Les enseignants sont très soucieux d’enseigner par domaines de connaissances plutôt que par matières. Est-ce qu’un professeur de langues enseigne l’histoire aussi bien qu’un professeur d’histoire ?
Nous demandons aux élèves de travailler en équipe. Les enseignants et les administrations doivent également le faire. N’oubliez pas la possibilité de donner un coup de coude. C’est vrai qu’au départ c’est peut-être plus de travail, mais c’est plus enrichissant. Vous devez changer la puce et travailler avec toutes les ressources possibles. Les enseignants ne doivent pas travailler isolément.

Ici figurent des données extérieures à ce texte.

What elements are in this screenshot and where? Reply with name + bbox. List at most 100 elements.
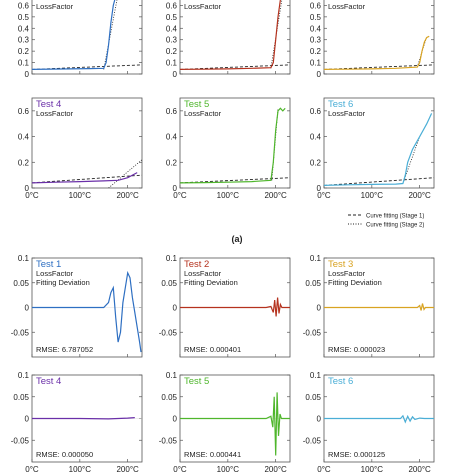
y-tick-label: 0.6 — [18, 1, 30, 10]
plot-frame — [323, 0, 435, 75]
y-tick-label: 0 — [25, 415, 30, 424]
plot-area — [180, 392, 290, 456]
y-tick-label: 0.4 — [310, 24, 322, 33]
panel-b6: -0.05 0 0.05 0.1 0°C 100°C 200°C Test 6 RMSE: 0.… — [303, 371, 435, 474]
panel-subtitle: LossFactor — [328, 109, 366, 118]
y-tick-label: 0.2 — [166, 47, 178, 56]
fit-stage1-line — [32, 174, 142, 184]
x-tick-label: 200°C — [408, 465, 431, 474]
series-line — [180, 0, 281, 70]
y-tick-label: -0.05 — [11, 436, 30, 445]
y-tick-label: 0 — [173, 70, 178, 79]
y-tick-label: 0.1 — [310, 371, 322, 380]
series-line — [32, 0, 116, 70]
y-tick-label: 0.05 — [161, 393, 177, 402]
x-tick-label: 100°C — [361, 465, 384, 474]
plot-area — [32, 0, 142, 70]
y-tick-label: 0.4 — [310, 133, 322, 142]
y-tick-label: 0 — [25, 184, 30, 193]
y-tick-label: -0.05 — [303, 328, 322, 337]
panel-subtitle: LossFactor — [36, 109, 74, 118]
y-tick-label: 0.3 — [310, 36, 322, 45]
fit-stage2-line — [103, 0, 118, 70]
x-tick-label: 100°C — [361, 191, 384, 200]
series-line — [180, 107, 286, 184]
legend-stage1-label: Curve fitting (Stage 1) — [366, 214, 424, 220]
rmse-label: RMSE: 0.000125 — [328, 450, 385, 459]
y-tick-label: 0.4 — [18, 133, 30, 142]
panel-subtitle-2: Fitting Deviation — [328, 278, 382, 287]
y-tick-label: -0.05 — [11, 328, 30, 337]
panel-subtitle: LossFactor — [36, 2, 74, 11]
panel-b4: -0.05 0 0.05 0.1 0°C 100°C 200°C Test 4 RMSE: 0.… — [11, 371, 143, 474]
panel-subtitle-2: Fitting Deviation — [36, 278, 90, 287]
y-tick-label: 0.2 — [18, 47, 30, 56]
fit-stage2-line — [108, 159, 142, 188]
plot-area — [32, 159, 142, 188]
x-tick-label: 100°C — [217, 465, 240, 474]
panel-subtitle: LossFactor — [184, 109, 222, 118]
y-tick-label: 0.1 — [18, 254, 30, 263]
x-tick-label: 100°C — [69, 191, 92, 200]
y-tick-label: -0.05 — [159, 436, 178, 445]
series-line — [324, 35, 430, 70]
y-tick-label: 0.6 — [18, 107, 30, 116]
rmse-label: RMSE: 0.000441 — [184, 450, 241, 459]
rmse-label: RMSE: 0.000023 — [328, 345, 385, 354]
y-tick-label: 0.6 — [166, 107, 178, 116]
fit-stage1-line — [32, 64, 142, 70]
fit-stage1-line — [324, 64, 434, 70]
y-tick-label: 0.4 — [166, 24, 178, 33]
y-tick-label: -0.05 — [159, 328, 178, 337]
y-tick-label: 0 — [317, 184, 322, 193]
plot-frame — [179, 97, 291, 189]
x-tick-label: 200°C — [116, 465, 139, 474]
series-line — [324, 414, 434, 424]
caption-a: (a) — [232, 234, 243, 244]
y-tick-label: 0 — [25, 70, 30, 79]
y-tick-label: 0.5 — [166, 13, 178, 22]
plot-area — [32, 417, 142, 420]
panel-title: Test 5 — [184, 99, 209, 110]
panel-subtitle: LossFactor — [328, 2, 366, 11]
panel-title: Test 3 — [328, 259, 353, 270]
x-tick-label: 0°C — [317, 465, 331, 474]
y-tick-label: 0.2 — [18, 158, 30, 167]
rmse-label: RMSE: 0.000050 — [36, 450, 93, 459]
y-tick-label: 0.2 — [310, 47, 322, 56]
plot-area — [180, 297, 290, 317]
rmse-label: RMSE: 6.787052 — [36, 345, 93, 354]
plot-area — [180, 107, 290, 184]
plot-area — [180, 0, 290, 70]
fit-stage1-line — [324, 177, 434, 186]
legend-stage2-label: Curve fitting (Stage 2) — [366, 223, 424, 229]
x-tick-label: 0°C — [173, 465, 187, 474]
panel-title: Test 4 — [36, 376, 61, 387]
panel-subtitle-2: Fitting Deviation — [184, 278, 238, 287]
plot-area — [324, 414, 434, 424]
plot-area — [324, 113, 434, 186]
y-tick-label: 0.05 — [13, 279, 29, 288]
panel-a2: 0 0.1 0.2 0.3 0.4 0.5 0.6 LossFactor — [166, 0, 291, 79]
y-tick-label: 0.2 — [166, 158, 178, 167]
panel-a1: 0 0.1 0.2 0.3 0.4 0.5 0.6 LossFactor — [18, 0, 143, 79]
panel-subtitle: LossFactor — [36, 269, 74, 278]
series-line — [32, 417, 135, 420]
x-tick-label: 0°C — [173, 191, 187, 200]
series-line — [180, 297, 290, 317]
y-tick-label: 0 — [317, 70, 322, 79]
y-tick-label: 0.05 — [305, 393, 321, 402]
series-line — [32, 270, 142, 353]
x-tick-label: 100°C — [217, 191, 240, 200]
panel-title: Test 6 — [328, 99, 353, 110]
y-tick-label: 0.1 — [166, 59, 178, 68]
plot-frame — [31, 97, 143, 189]
x-tick-label: 0°C — [25, 191, 39, 200]
x-tick-label: 200°C — [264, 465, 287, 474]
y-tick-label: 0.05 — [305, 279, 321, 288]
panel-b5: -0.05 0 0.05 0.1 0°C 100°C 200°C Test 5 RMSE: 0.… — [159, 371, 291, 474]
y-tick-label: 0.1 — [166, 254, 178, 263]
panels-layer: 00.10.20.30.40.50.6 LossFactor00.10.20.30… — [11, 0, 435, 474]
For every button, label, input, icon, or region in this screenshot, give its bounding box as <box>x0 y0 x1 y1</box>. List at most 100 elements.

L’école concertée doit-elle être subsidiaire ou complémentaire du public ?
La concertation joue un rôle très important dans notre système éducatif. Je le vois comme complémentaire.
De l’avis du Conseil scolaire d’État à la loi FP, il est dit que le public devrait avoir la priorité sur le concerté. Êtes-vous d’accord?
C’est un amendement qui a été approuvé et, en tant que président, je ne peux qu’appuyer ce qui a été convenu.
Que pensez-vous que le gouvernement de la Communauté valencienne veut éliminer l’espagnol minimum obligatoire dans l’enseignement pour promouvoir l’immersion, comme en Catalogne ?
J’imagine que le gouvernement valencien sera suffisamment sensible et cherchera des mécanismes pour garantir qu’aucun étudiant ne soit discriminé ou se retrouve sans l’option qu’il souhaite, qu’il soit valencien ou castillan.

Apprentissage de proximité pour réduire l’absentéisme

L’absentéisme scolaire touche, selon PISA, entre 25 % et 28 % des élèves. Cuenca fait appel à un engagement social pour le réduire, impliquant l’ensemble de l’environnement étudiant. Il donne comme exemple les affiches du quartier Mil Viviendas d’Alicante, qui exhortent les voisins à appeler la police s’ils voient des mineurs à l’extérieur de l’école. Ou le Conseil des enfants de la Cité des Arts et des Sciences de Valence, qui implique les enfants roms et leurs familles dans le musée. C’est ce qu’on appelle l’apprentissage de proximité et cela va au-delà de l’école.